I am indebted to … without whose assistance …
Truth is, I know the book as a priest knows his cursèd bible. I have been reading it over and over like some schoolboy learning his dates in history, till I am so filled up with clans and family relations, with stories—myths, as Boas calls them—manners, ways of cooking, hunting, the powers of chieftains, men of medicine, and the rest, that I am ripe enough to be rotten with facts. I am to aid in cataloguing the Indian artefacts here—most of which I have collected for them myself, these past fifteen years or more, and many of which do fill up the glass cases, the walls and columns of this place.

How did this black armour come to be at the centre of my troubles? It is what Professor Boas will want to hear about. He will demand every detail. His own assistant, tried as a cannibal, no less!
Disgusting Orgies!
as it was written in the newspapers.
George Hunt accused of assisting at savage hamatsa cannibal dances where human bodies were consumed!
I imagine Boas crowing with glee when first he did hear of it. He'll poke me, like a boy with a stick at a clam, till he has drawn all nourishment from its
telling. He'll glory in it, so he will. He will dissect me, measure me up like one of his skulls.

Yet the events what led up to the trial are still so scrambled in my head. David's death coming at the same time as the charges laid against me. The ritual they did accuse me of and the rituals of David's funeral all tangled together. David's death the beginning of it all. Big Mountain's suit of armour at the heart of those charges what was laid against me. A mess. A tangle indeed.

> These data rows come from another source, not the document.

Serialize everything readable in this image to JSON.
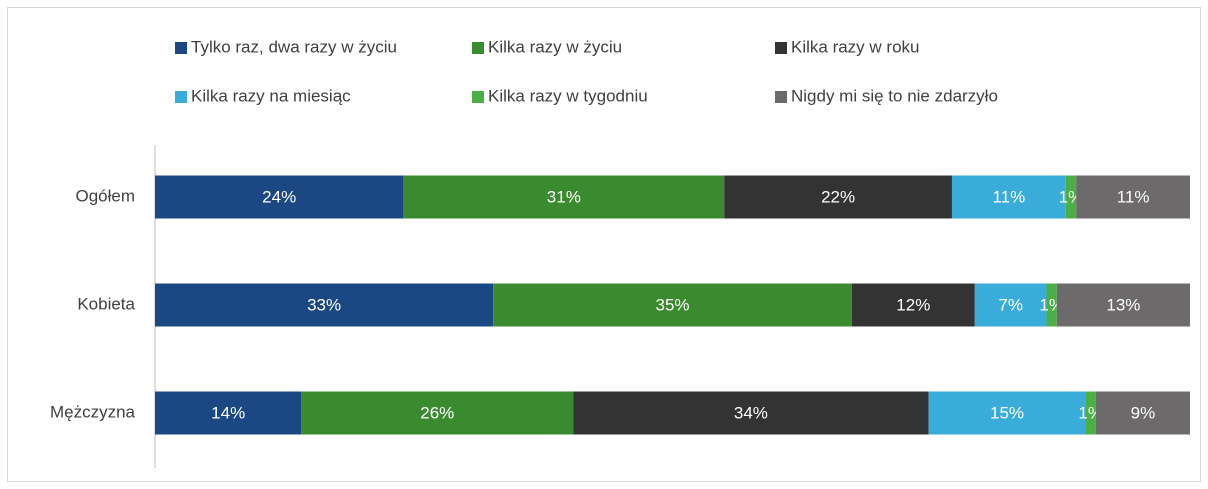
{
  "chart_data": {
    "type": "bar",
    "orientation": "horizontal",
    "stacking": "percent",
    "categories": [
      "Ogółem",
      "Kobieta",
      "Mężczyzna"
    ],
    "legend": "top",
    "series": [
      {
        "name": "Tylko raz, dwa razy w życiu",
        "color": "#1b4882",
        "values": [
          24,
          33,
          14
        ],
        "value_labels": [
          "24%",
          "33%",
          "14%"
        ]
      },
      {
        "name": "Kilka razy w życiu",
        "color": "#3a8a2f",
        "values": [
          31,
          35,
          26
        ],
        "value_labels": [
          "31%",
          "35%",
          "26%"
        ]
      },
      {
        "name": "Kilka razy w roku",
        "color": "#333333",
        "values": [
          22,
          12,
          34
        ],
        "value_labels": [
          "22%",
          "12%",
          "34%"
        ]
      },
      {
        "name": "Kilka razy na miesiąc",
        "color": "#3aacd9",
        "values": [
          11,
          7,
          15
        ],
        "value_labels": [
          "11%",
          "7%",
          "15%"
        ]
      },
      {
        "name": "Kilka razy w tygodniu",
        "color": "#4caf46",
        "values": [
          1,
          1,
          1
        ],
        "value_labels": [
          "1%",
          "1%",
          "1%"
        ]
      },
      {
        "name": "Nigdy mi się to nie zdarzyło",
        "color": "#6d6a6b",
        "values": [
          11,
          13,
          9
        ],
        "value_labels": [
          "11%",
          "13%",
          "9%"
        ]
      }
    ]
  }
}
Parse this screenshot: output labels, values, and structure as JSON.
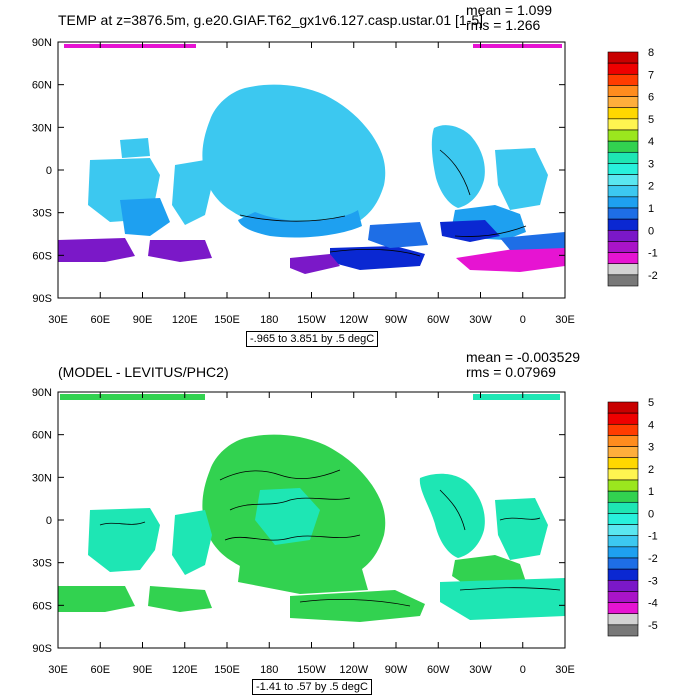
{
  "panels": [
    {
      "title": "TEMP at z=3876.5m, g.e20.GIAF.T62_gx1v6.127.casp.ustar.01 [1-5]",
      "mean": "mean = 1.099",
      "rms": "rms = 1.266",
      "range": "-.965 to 3.851 by .5 degC",
      "colorbar_labels": [
        "8",
        "7",
        "6",
        "5",
        "4",
        "3",
        "2",
        "1",
        "0",
        "-1",
        "-2"
      ],
      "colorbar_colors": [
        "#c80000",
        "#ee0000",
        "#ff3c00",
        "#ff8c1e",
        "#ffae3c",
        "#ffd700",
        "#fff550",
        "#9be61e",
        "#32d250",
        "#1ee6b4",
        "#28f0dc",
        "#5ae6f0",
        "#3cc8f0",
        "#1ea0f0",
        "#1e6ee6",
        "#0a28d2",
        "#7b18c8",
        "#aa14c8",
        "#e614d2",
        "#d2d2d2",
        "#787878"
      ],
      "land_color": "#ffffff"
    },
    {
      "title": "(MODEL - LEVITUS/PHC2)",
      "mean": "mean = -0.003529",
      "rms": "rms = 0.07969",
      "range": "-1.41 to .57 by .5 degC",
      "colorbar_labels": [
        "5",
        "4",
        "3",
        "2",
        "1",
        "0",
        "-1",
        "-2",
        "-3",
        "-4",
        "-5"
      ],
      "colorbar_colors": [
        "#c80000",
        "#ee0000",
        "#ff3c00",
        "#ff8c1e",
        "#ffae3c",
        "#ffd700",
        "#fff550",
        "#9be61e",
        "#32d250",
        "#1ee6b4",
        "#28f0dc",
        "#5ae6f0",
        "#3cc8f0",
        "#1ea0f0",
        "#1e6ee6",
        "#0a28d2",
        "#7b18c8",
        "#aa14c8",
        "#e614d2",
        "#d2d2d2",
        "#787878"
      ],
      "land_color": "#ffffff"
    }
  ],
  "axes": {
    "lat_labels": [
      "90N",
      "60N",
      "30N",
      "0",
      "30S",
      "60S",
      "90S"
    ],
    "lon_labels": [
      "30E",
      "60E",
      "90E",
      "120E",
      "150E",
      "180",
      "150W",
      "120W",
      "90W",
      "60W",
      "30W",
      "0",
      "30E"
    ]
  }
}
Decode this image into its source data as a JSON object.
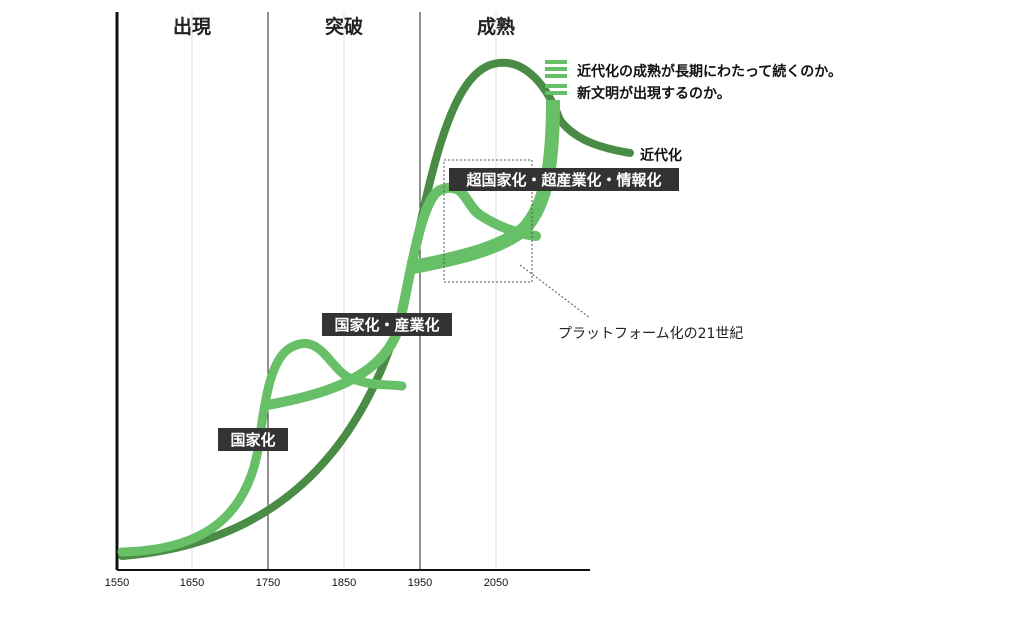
{
  "eras": [
    "出現",
    "突破",
    "成熟"
  ],
  "x_ticks": [
    "1550",
    "1650",
    "1750",
    "1850",
    "1950",
    "2050"
  ],
  "legend": [
    "近代化の成熟が長期にわたって続くのか。",
    "新文明が出現するのか。"
  ],
  "curve_labels": {
    "modernization": "近代化"
  },
  "stage_tags": [
    "国家化",
    "国家化・産業化",
    "超国家化・超産業化・情報化"
  ],
  "callout": "プラットフォーム化の21世紀",
  "colors": {
    "dark_green": "#4a8c45",
    "light_green": "#67c067",
    "tag_bg": "#333333",
    "axis": "#111111"
  }
}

When I think on that, and on all my failings, and as I look to find some gleam of something—life? mercy? spirit?—in those black glass eyes, I realize it all does begin with yet an older tale.

It was full forty years ago and more, back when I was still a young man. At eighteen, I had come into my own by getting married. My wife was an Indian of high Kwagiulth stock—Kwakiutl, as Boas always writes the word—from one of the noble families back then in my village of Fort Rupert, at the north end of Vancouver Island, and I became a noble Indian myself by marrying her. My mother was of a tribe from further north, but my father was a white man. He was factor for the Hudson's Bay Company at Fort Rupert when I was growing up, before the company pulled out, bringing poverty on the people thereabouts. All of which is to say I am a half of each race, white and brown and maybe neither for being both. Growing up with such a mash of languages, I hardly know at times what dialect I am speaking in.

I had a friend whose name was Making-Alive. Some time after I was married, Making-Alive says to me, “Get up here to my village and we will teach you the ways of being a man of medicine, now that you is become a chieftain among the people, though you still be but a breed.”

I did not believe in the ways of the men of medicine. Shamans, as Boas calls them. The word's from out of Siberia or some such, and the Indians on our coast the same as the peoples of that far continent. It is all too strange.

Anyhow, I thought here is the perfect chance for me to learn their tricks and fraudery, and, after, to expose them for the liars and the cheats they are—me being half-bred to reason, as I might put it. So up I goes to
Making-Alive's village and learned all these tricks and words and games of making medicine.